3.2. More recent works

Unrolled GAN [Metz et al. 2016], VEE-GAN [Srivastava et al. 2017] and Bi-GAN [Donahue et al. 2016] are recent approaches also addressing the problem of mode collapse.

References

Goodfellow, Ian, et al. “Generative adversarial nets.” Advances in neural information processing systems. 2014.

Arjovsky, Martin, and Léon Bottou. “Towards principled methods for training generative adversarial networks.” arXiv preprint arXiv:1701.04862 (2017).

Fedus, William, et al. “Many Paths to Equilibrium: GANs Do Not Need to Decrease aDivergence At Every Step.” arXiv preprint arXiv:1710.08446 (2017).

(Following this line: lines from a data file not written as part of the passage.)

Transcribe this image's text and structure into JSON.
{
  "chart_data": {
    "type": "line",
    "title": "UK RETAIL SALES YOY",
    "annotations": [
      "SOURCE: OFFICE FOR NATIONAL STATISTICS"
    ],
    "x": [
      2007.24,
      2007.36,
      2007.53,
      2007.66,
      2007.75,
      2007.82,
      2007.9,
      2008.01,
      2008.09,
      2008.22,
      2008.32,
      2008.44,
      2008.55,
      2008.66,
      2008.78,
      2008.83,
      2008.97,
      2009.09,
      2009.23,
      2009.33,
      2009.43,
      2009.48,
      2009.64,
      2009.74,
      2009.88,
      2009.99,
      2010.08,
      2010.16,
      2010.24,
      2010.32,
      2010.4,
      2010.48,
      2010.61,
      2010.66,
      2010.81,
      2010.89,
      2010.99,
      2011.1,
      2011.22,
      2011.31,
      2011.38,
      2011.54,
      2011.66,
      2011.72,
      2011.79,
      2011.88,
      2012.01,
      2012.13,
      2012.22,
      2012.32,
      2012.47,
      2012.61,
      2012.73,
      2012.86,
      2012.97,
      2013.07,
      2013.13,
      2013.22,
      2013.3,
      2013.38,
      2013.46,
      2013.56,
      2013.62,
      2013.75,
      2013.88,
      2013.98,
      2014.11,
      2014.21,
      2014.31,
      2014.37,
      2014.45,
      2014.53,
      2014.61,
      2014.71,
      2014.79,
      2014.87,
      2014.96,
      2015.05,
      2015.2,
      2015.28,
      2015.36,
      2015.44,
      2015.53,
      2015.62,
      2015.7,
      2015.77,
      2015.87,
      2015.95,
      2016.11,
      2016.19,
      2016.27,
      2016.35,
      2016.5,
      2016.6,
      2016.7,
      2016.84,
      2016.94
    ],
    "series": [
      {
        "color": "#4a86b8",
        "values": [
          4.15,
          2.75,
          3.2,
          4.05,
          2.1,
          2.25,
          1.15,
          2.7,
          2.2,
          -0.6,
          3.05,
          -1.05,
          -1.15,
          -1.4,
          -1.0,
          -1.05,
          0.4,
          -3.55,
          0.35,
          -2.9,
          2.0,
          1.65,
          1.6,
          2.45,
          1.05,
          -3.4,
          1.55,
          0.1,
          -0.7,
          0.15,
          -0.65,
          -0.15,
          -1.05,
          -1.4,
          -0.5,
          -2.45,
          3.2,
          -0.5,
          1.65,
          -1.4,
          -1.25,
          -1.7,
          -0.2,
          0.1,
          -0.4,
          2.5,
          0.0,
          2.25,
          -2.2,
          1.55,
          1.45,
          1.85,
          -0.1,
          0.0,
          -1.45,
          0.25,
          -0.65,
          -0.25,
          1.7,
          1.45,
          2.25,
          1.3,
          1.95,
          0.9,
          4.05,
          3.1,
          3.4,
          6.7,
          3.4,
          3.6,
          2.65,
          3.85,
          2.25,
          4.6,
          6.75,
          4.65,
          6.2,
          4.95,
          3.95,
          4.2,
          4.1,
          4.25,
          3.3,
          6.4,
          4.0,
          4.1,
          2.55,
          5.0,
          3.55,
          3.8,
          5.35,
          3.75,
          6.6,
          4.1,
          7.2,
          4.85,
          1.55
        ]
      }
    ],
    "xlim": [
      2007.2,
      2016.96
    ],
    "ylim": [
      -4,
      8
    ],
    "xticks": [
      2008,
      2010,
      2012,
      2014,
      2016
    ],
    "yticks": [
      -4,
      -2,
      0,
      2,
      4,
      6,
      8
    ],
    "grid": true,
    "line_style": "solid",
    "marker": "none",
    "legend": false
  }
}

Metz, Luke, et al. “Unrolled generative adversarial networks.” arXiv preprint arXiv:1611.02163 (2016).

Srivastava, Akash, et al. “VEEGAN: Reducing Mode Collapse in GANs using Implicit Variational Learning.” arXiv preprint arXiv:1705.07761 (2017).

Donahue, Jeff, Philipp Krähenbühl, and Trevor Darrell. “Adversarial feature learning.” arXiv preprint arXiv:1605.09782 (2016).

Arjovsky, Martin, Soumith Chintala, and Léon Bottou. “Wasserstein gan.” arXiv preprint arXiv:1701.07875 (2017).